Small screen magic was in the works at Ursinus College this weekend.
The auditorium in F.W. Olin Hall was chosen as the setting for a few scenes in a pilot for a new television show written by Shonda Rhimes.
Rhimes is the creator and executive producer of Grey's Anatomy and Scandal, two popular hour-long dramas on ABC.
The show, which has not yet been picked up by a network, is using the working title, 'How to Get Away with Murder,' and stars Academy Award nominee Viola Davis, from 'The Help,' and Matt McGorry, from the Netflix series, 'Orange is The New Black.'
The show is about a professor, played by Davis, 'and her students who become entangled in a murder plot,' according to a press release issued by Ursinus.
A college in Bryn Mawr was also used for several scenes shot last week, according to the college.
Maureen Cawley, the events coordinator for Ursinus, said a location scout for a movie came to campus in the fall and called when he heard about the show.
'He knew our campus from walking around and taking pictures. He contacted me when he knew they were looking for a location,' Cawley said.
An Ursinus graduate works at the Philadelphia Film Office and also approached Cawley about using the auditorium for the pilot.

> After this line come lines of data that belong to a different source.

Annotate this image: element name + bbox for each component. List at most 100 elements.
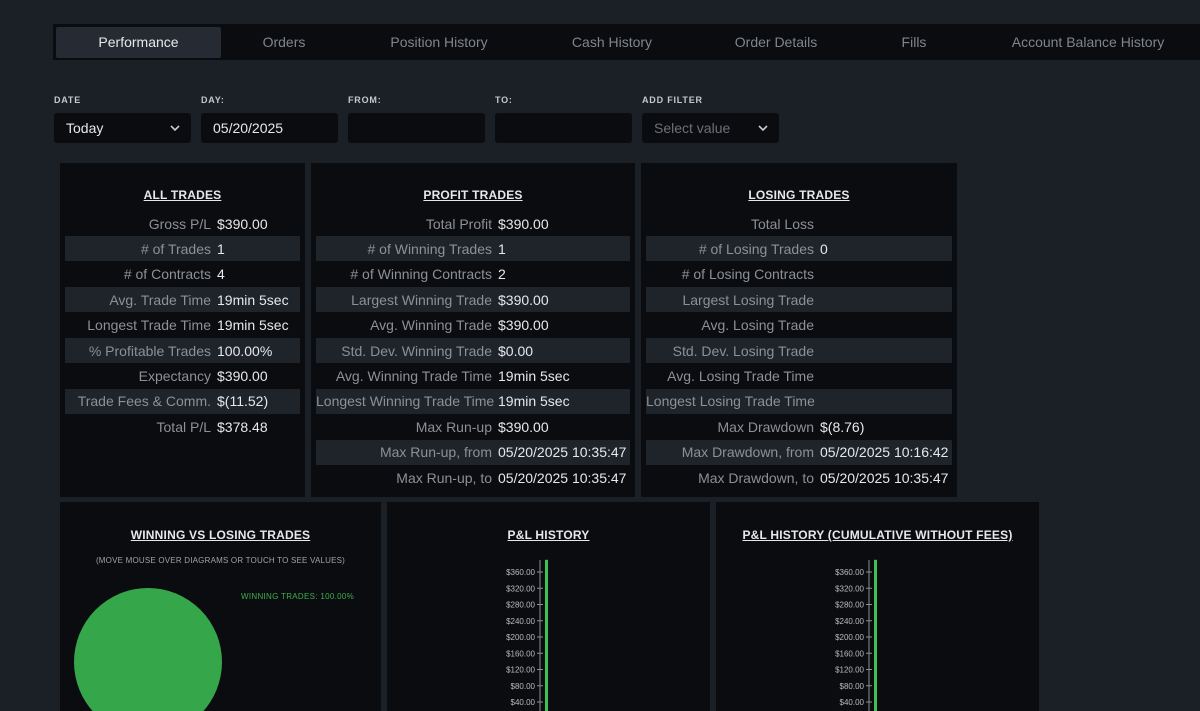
losing-trades-row-label: Max Drawdown, from [681,444,814,461]
to-input[interactable] [495,113,632,143]
losing-trades-row: Avg. Losing Trade [646,313,952,338]
pl-cumulative-tick-label: $80.00 [840,682,865,691]
all-trades-row-value: $(11.52) [217,393,269,410]
profit-trades-row: Total Profit $390.00 [316,211,630,236]
all-trades-row-label: Longest Trade Time [87,317,211,334]
losing-trades-row-label: Std. Dev. Losing Trade [672,342,814,359]
all-trades-row: # of Trades 1 [65,236,300,262]
all-trades-row-label: Expectancy [138,367,211,384]
tab-account-balance-history[interactable]: Account Balance History [969,27,1200,58]
losing-trades-row-label: Avg. Losing Trade [701,317,814,334]
pie-chart[interactable] [60,502,381,711]
all-trades-row-label: # of Trades [140,240,211,257]
losing-trades-row-label: Max Drawdown [717,418,814,435]
pl-history-tick-label: $280.00 [506,601,535,610]
date-select[interactable]: Today [54,113,191,143]
pl-cumulative-tick-label: $320.00 [835,584,864,593]
day-label: DAY: [201,95,225,105]
losing-trades-title: LOSING TRADES [748,188,850,202]
pl-cumulative-tick-label: $160.00 [835,649,864,658]
all-trades-row: % Profitable Trades 100.00% [65,338,300,363]
profit-trades-row-value: $390.00 [498,291,549,308]
chevron-down-icon [170,125,180,132]
all-trades-row-label: Total P/L [156,418,211,435]
profit-trades-title: PROFIT TRADES [423,188,523,202]
pl-history-tick-label: $40.00 [511,698,536,707]
add-filter-placeholder: Select value [654,120,731,136]
tab-cash-history[interactable]: Cash History [531,27,693,58]
tab-performance[interactable]: Performance [56,26,221,58]
all-trades-row-label: Trade Fees & Comm. [77,393,211,410]
pl-history-tick-label: $80.00 [511,682,536,691]
tab-orders[interactable]: Orders [221,27,347,58]
profit-trades-row: Std. Dev. Winning Trade $0.00 [316,338,630,363]
profit-trades-row-label: Avg. Winning Trade [370,317,492,334]
profit-trades-row-label: Std. Dev. Winning Trade [341,342,492,359]
pl-cumulative-tick-label: $280.00 [835,601,864,610]
pl-history-tick-label: $320.00 [506,584,535,593]
all-trades-row: Avg. Trade Time 19min 5sec [65,287,300,313]
losing-trades-row: Longest Losing Trade Time [646,388,952,414]
losing-trades-row-label: Largest Losing Trade [682,291,814,308]
date-select-value: Today [66,120,104,136]
pl-cumulative-tick-label: $120.00 [835,666,864,675]
tab-fills[interactable]: Fills [859,27,969,58]
profit-trades-row-value: $390.00 [498,317,549,334]
profit-trades-row-value: 19min 5sec [498,367,570,384]
tab-order-details[interactable]: Order Details [693,27,859,58]
losing-trades-row: Total Loss [646,211,952,236]
profit-trades-row: # of Winning Trades 1 [316,236,630,262]
losing-trades-row-label: # of Losing Contracts [681,266,814,283]
pl-history-chart[interactable]: $360.00 $320.00 $280.00 $240.00 $200.00 $160.… [387,502,710,711]
pl-history-panel: P&L HISTORY $360.00 $320.00 $280.00 $240.00… [387,502,710,711]
pl-history-tick-label: $200.00 [506,633,535,642]
all-trades-row-label: # of Contracts [123,266,211,283]
profit-trades-row-value: 2 [498,266,506,283]
pl-cumulative-bar[interactable] [874,559,877,711]
pl-cumulative-tick-label: $360.00 [835,568,864,577]
profit-trades-row: Largest Winning Trade $390.00 [316,287,630,313]
all-trades-row-value: $390.00 [217,367,268,384]
profit-trades-row-label: Largest Winning Trade [351,291,492,308]
all-trades-row-value: 1 [217,240,225,257]
losing-trades-row: Avg. Losing Trade Time [646,363,952,388]
profit-trades-row: # of Winning Contracts 2 [316,262,630,287]
add-filter-label: ADD FILTER [642,95,703,105]
losing-trades-row-value: 05/20/2025 10:35:47 [820,469,949,486]
chevron-down-icon [758,125,768,132]
win-loss-panel: WINNING VS LOSING TRADES (MOVE MOUSE OVE… [60,502,381,711]
profit-trades-row: Avg. Winning Trade Time 19min 5sec [316,363,630,388]
profit-trades-row: Max Run-up, to 05/20/2025 10:35:47 [316,465,630,490]
losing-trades-row: Std. Dev. Losing Trade [646,338,952,363]
profit-trades-row: Avg. Winning Trade $390.00 [316,313,630,338]
all-trades-row: # of Contracts 4 [65,262,300,287]
pl-history-tick-label: $120.00 [506,666,535,675]
profit-trades-row-label: Max Run-up, from [379,444,492,461]
all-trades-row-value: 100.00% [217,342,273,359]
pl-history-bar[interactable] [545,559,548,711]
losing-trades-row: Max Drawdown, to 05/20/2025 10:35:47 [646,465,952,490]
all-trades-row-label: Gross P/L [148,215,211,232]
add-filter-select[interactable]: Select value [642,113,779,143]
pl-cumulative-tick-label: $200.00 [835,633,864,642]
profit-trades-row-value: $390.00 [498,215,549,232]
all-trades-row: Gross P/L $390.00 [65,211,300,236]
day-input[interactable]: 05/20/2025 [201,113,338,143]
profit-trades-row-value: 05/20/2025 10:35:47 [498,469,627,486]
profit-trades-row: Max Run-up, from 05/20/2025 10:35:47 [316,439,630,465]
all-trades-row: Total P/L $378.48 [65,414,300,439]
losing-trades-row-value: 05/20/2025 10:16:42 [820,444,949,461]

'I think they looked at a number of different halls at different schools,' she said.
Although Olin Auditorium was a good match, changes had to be made so that it fit in with the vision of the show.
Lighting, sound and construction crews were on campus Wednesday, Thursday and Friday to make the Ursinus lecture hall into a lecture hall at the fictional university.
The scenes filmed on Saturday and Sunday were going to be a class of some kind, but Cawley couldn't say what the details of the scenes were or how important they were to the plot of the show.
'I think it is going to be a law school class,' she said.
Writing on the three chalkboards at the front of the auditorium gave hints to what the scenes were about. The far right chalkboard read, 'Attempt: impossibility, renunciation, and withdrawal.'
The middle chalkboard had a class title - Criminal Law or How To Get Away With Murder - scrawled across the top with the definition of 'mens rea,' the court case 'Morissette vs. The United States,' and 'Model Penal Code vs. Judicial Dictates.'
Morissette vs. The United States is a real court case. It is a 1952 ruling by the United States Supreme Court that is relevant to the legal topic of criminal intent.
The synopsis of the ruling said omission of the language of intent can not be construed as eliminating the element of intent. Is this a clue to the plot of the show?
No one was able to answer that question, not even the student extras who were on set.
Victoria Steinberg and Leslie Potruch, both sophomores at the college, were extras in the scenes at Olin Hall.
Both girls had to be on set at 6:15 a.m. to fill out paperwork.
'We waited for everyone to get here, then the core group of actors went in and then we filed in after them,' Steinberg said. 'The director was telling us where to go and where to sit.'
Steinberg said she was positioned right next to one of the lead characters for several shots.
'I sit next to the main character in the show. (McGorry) comes and sits next to me. I was like 'Oh my god,' she said. 'It is so cool. I never thought I'd be able to do this.'
When Ursinus sent an email to students letting them know that filming would be taking place, the campus became very curious and excited.
'Of course everyone flipped their lid,' Potruch said.
Potruch, who lives in Los Angeles and works as an extra, decided it would be a fun way to fill the last two days of her spring break and a good way to earn a little money.
Both girls said they are getting paid $7.25 an hour.
The process for becoming an extra was easier than Steinberg thought.
'All we had to do was send our name, our phone number and a recent photo,' Steinberg said. 'Within twenty minutes I got an email back.'
Despite the constant buzz of crew around Olin Hall, the campus was fairly quiet. Runners, walkers, students with backpacks and small tour groups milled about but no one stopped to camp out.
'I just think it is exciting,' Cawley said. 'I think the students get excited. It's Hollywood. It is something out of ordinary and it gives the college some exposure.'
It is unknown at this time when the show, if it is picked, will start airing episodes.